• Berita
  • Perjuangan Warga Dago Elos Menuju Proses Hukum Luar Biasa (PK 2) Setelah Muller Cs Kalah di PTUN Bandung

Perjuangan Warga Dago Elos Menuju Proses Hukum Luar Biasa (PK 2) Setelah Muller Cs Kalah di PTUN Bandung

PTUN Bandung menolak gugatan Heri Hermawan Muller, memperkuat posisi warga Dago Elos yang kini bersiap menempuh Peninjauan Kembali ke-2 (PK 2) di Mahkamah Agung.

Warga Dago Elos menyalakan lilin sebagai simbol api perlawanan saat aksi unjuk rasa di depan Pengadilan Tata Usaha Negara (PTUN) di Bandung, 27 Mei 2025. (Foto: Prima Mulia/BandungBergerak)

Penulis Muhammad Akmal Firmansyah14 Juni 2025


BandungBergerak.idPengadilan Tata Usaha Negara (PTUN) Bandung resmi menolak gugatan Heri Hermawan Muller atas pembatalan akta kelahiran yang diterbitkan oleh Dinas Kependudukan dan Pencatatan Sipil (Disdukcapil) Kabupaten Bandung. Akta kelahiran tersebut sebelumnya digunakan Muller dalam sengketa lahan Dago Elos yang berujung pada vonis pidana terhadap dirinya dan Dodi Rustandi Muller.

“Menyatakan eksepsi tergugat tidak diterima untuk seluruhnya. Menolak gugatan Penggugat untuk seluruhnya,” bunyi amar putusan PTUN Bandung yang dikeluarkan pada Rabu, 28 Mei 2025, diiakses Jumat, 13 Juni 2025.

Putusan ini berkaitan dengan perkara bernomor 9/G/2025/PTUN.BDG. Meskipun demikian, pada Rabu, 4 Juni 2025, kuasa hukum Heri Hermawan Muller, Jogi Nainggolan, telah mengajukan memori banding sehingga perkara masih berjalan.

Bagi warga Dago Elos, kemenangan ini adalah secercah harapan dalam perjuangan panjang yang telah mereka jalani sejak 2016. Saat ini, mereka tengah menyiapkan langkah hukum lanjutan berupa Peninjauan Kembali ke-2 (PK 2) di Mahkamah Agung.

Peninjauan Kembali 2 merupakan jalur hukum luar biasa yang hanya dapat ditempuh jika terdapat bukti baru atau putusan pengadilan yang bertentangan. Jalur merupakan langkah terakhir dalam sistem peradilan yang menjadi peluang hukum terakhir bagi warga untuk melawan dugaan praktik mafia tanah.

Angga, aktivis dari Forum Dago Melawan, menyatakan bahwa vonis pidana terhadap Muller Cs yang telah berkekuatan hukum tetap akan menjadi dasar dalam PK 2. Namun, ia menyoroti keterlambatan Mahkamah Agung dalam menerbitkan salinan resmi putusan.

“Sayangnya, hingga kini salinan resmi putusan dari Mahkamah Agung yang seharusnya sudah dirilis dan dikirim ke Pengadilan Negeri Bandung serta diteruskan ke para pihak, belum juga turun. Ini cukup ganjil, karena dalam hitungan minggu, seharusnya berkas tersebut sudah diterima. Saat ini sudah lebih dari tiga bulan sejak putusan dibacakan, tapi kami belum menerima salinan resminya,” kata Angga dalam pesan singkat yang diterima, Kamis, 12 Juni 2025.

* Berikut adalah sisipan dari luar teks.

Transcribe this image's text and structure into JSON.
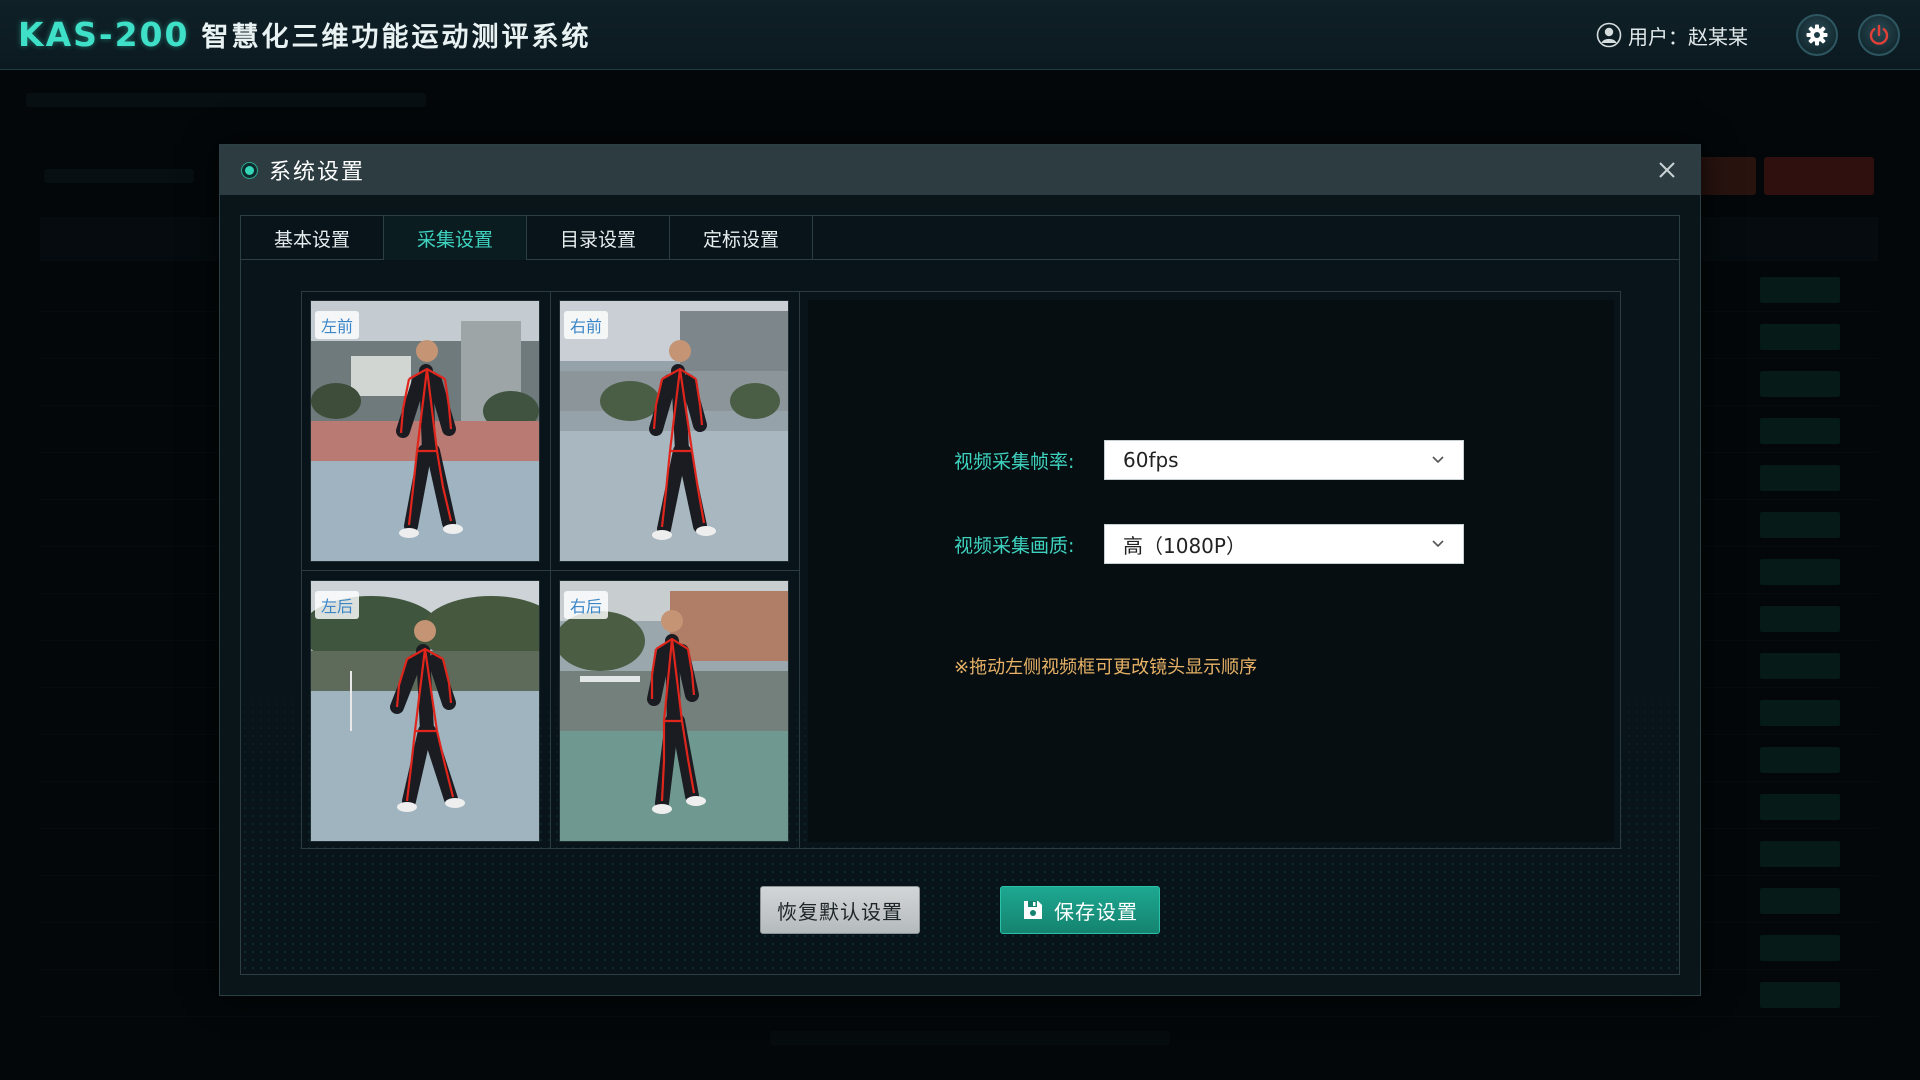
{
  "app": {
    "logo_text": "KAS-200",
    "title": "智慧化三维功能运动测评系统",
    "user_label": "用户：赵某某",
    "accent_color": "#3ed3bf",
    "icons": {
      "user": "user-icon",
      "settings": "gear-icon",
      "power": "power-icon"
    }
  },
  "dialog": {
    "title": "系统设置",
    "tabs": [
      {
        "label": "基本设置",
        "active": false
      },
      {
        "label": "采集设置",
        "active": true
      },
      {
        "label": "目录设置",
        "active": false
      },
      {
        "label": "定标设置",
        "active": false
      }
    ],
    "cameras": [
      {
        "label": "左前"
      },
      {
        "label": "右前"
      },
      {
        "label": "左后"
      },
      {
        "label": "右后"
      }
    ],
    "frame_rate": {
      "label": "视频采集帧率:",
      "value": "60fps"
    },
    "quality": {
      "label": "视频采集画质:",
      "value": "高（1080P）"
    },
    "hint": "※拖动左侧视频框可更改镜头显示顺序",
    "buttons": {
      "reset": "恢复默认设置",
      "save": "保存设置"
    },
    "colors": {
      "hint": "#e8b266",
      "save_button": "#1ea892",
      "skeleton": "#e0261c"
    }
  }
}
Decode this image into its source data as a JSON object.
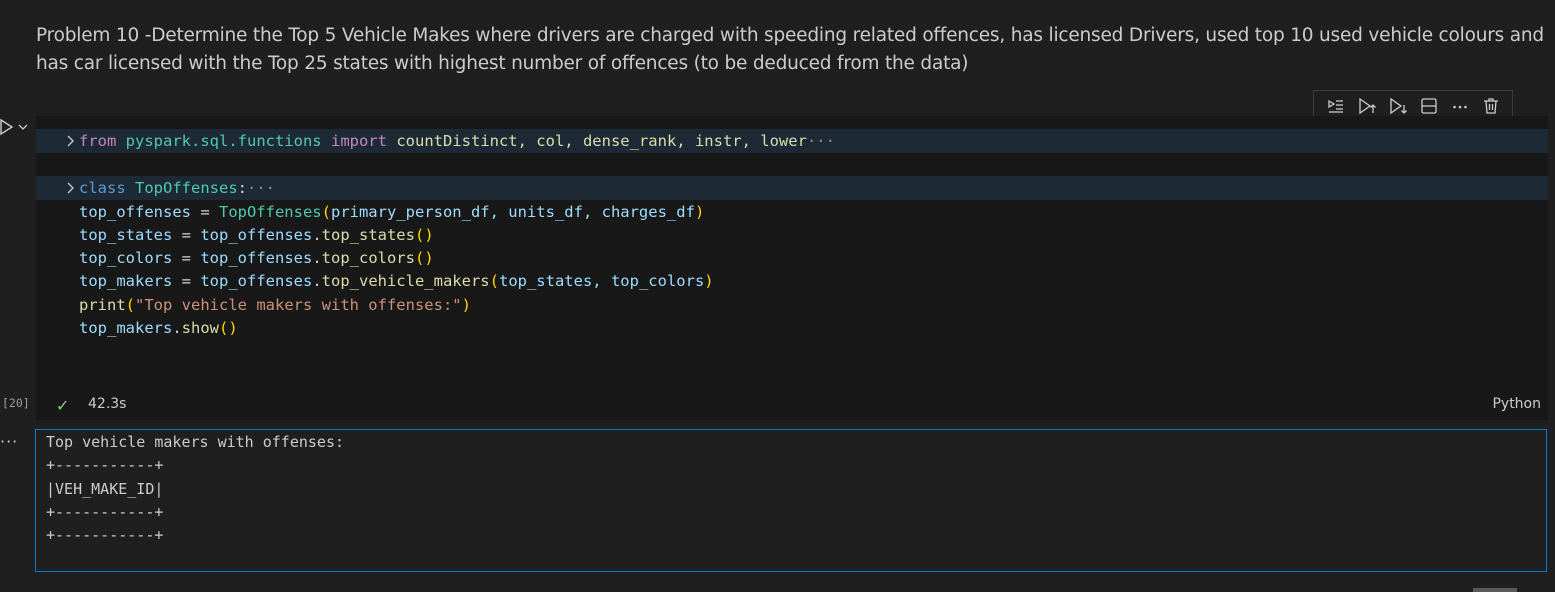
{
  "markdown": {
    "text": "Problem 10 -Determine the Top 5 Vehicle Makes where drivers are charged with speeding related offences, has licensed Drivers, used top 10 used vehicle colours and has car licensed with the Top 25 states with highest number of offences (to be deduced from the data)"
  },
  "toolbar": {
    "icons": [
      "execute-above-icon",
      "run-above-icon",
      "run-below-icon",
      "split-cell-icon",
      "more-icon",
      "delete-icon"
    ]
  },
  "code": {
    "line1": {
      "kw1": "from",
      "module": "pyspark.sql.functions",
      "kw2": "import",
      "names": "countDistinct, col, dense_rank, instr, lower",
      "fold": "···"
    },
    "line2": {
      "kw": "class",
      "name": "TopOffenses",
      "colon": ":",
      "fold": "···"
    },
    "line3": {
      "var": "top_offenses",
      "eq": " = ",
      "cls": "TopOffenses",
      "open": "(",
      "args": "primary_person_df, units_df, charges_df",
      "close": ")"
    },
    "line4": {
      "var": "top_states",
      "eq": " = ",
      "obj": "top_offenses",
      "dot": ".",
      "method": "top_states",
      "parens": "()"
    },
    "line5": {
      "var": "top_colors",
      "eq": " = ",
      "obj": "top_offenses",
      "dot": ".",
      "method": "top_colors",
      "parens": "()"
    },
    "line6": {
      "var": "top_makers",
      "eq": " = ",
      "obj": "top_offenses",
      "dot": ".",
      "method": "top_vehicle_makers",
      "open": "(",
      "args": "top_states, top_colors",
      "close": ")"
    },
    "line7": {
      "fn": "print",
      "open": "(",
      "str": "\"Top vehicle makers with offenses:\"",
      "close": ")"
    },
    "line8": {
      "obj": "top_makers",
      "dot": ".",
      "method": "show",
      "parens": "()"
    }
  },
  "cell_status": {
    "exec_count": "[20]",
    "check": "✓",
    "duration": "42.3s",
    "language": "Python"
  },
  "output": {
    "dots": "···",
    "lines": [
      "Top vehicle makers with offenses:",
      "+-----------+",
      "|VEH_MAKE_ID|",
      "+-----------+",
      "+-----------+"
    ]
  }
}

Sambil menunggu, warga Dago Elos aktif mempersiapkan dokumen pendukung PK 2, menggalang dana dari warga terdampak, serta menyusun memori PK bersama kuasa hukum dari LBH Bandung dan LBH Penganyoman UNPAR.

Angga mengatakan, perjuangan warga Dago Elos tidak akan berakhir dengan kekalahan. Langkah ini menjadi bukti bahwa kesadaran kolektif warga, sekaligus cermin dari abainya negara. Bukan hanya oleh warga Dago Elos, tapi juga oleh solidaritas masyarakat luas yang memahami situasi ini dan terus mendukung perjuangan warga yang mempertahankan ruang hidup.

Sementara itu, M. Rafi Saiful Islam, Kepala Advokasi dan Jaringan LBH Bandung, memastikan bahwa gugatan Muller Cs ke PTUN Bandung tidak berdampak pada posisi hukum warga. Menurutnya, penerbitan dan pembatalan akta kelahiran tersebut telah dilakukan sesuai dengan peraturan perundang-undangan.

Injak Balik. (Foto: Prima Mulia/BandungBergerak)
Injak Balik. (Foto: Prima Mulia/BandungBergerak)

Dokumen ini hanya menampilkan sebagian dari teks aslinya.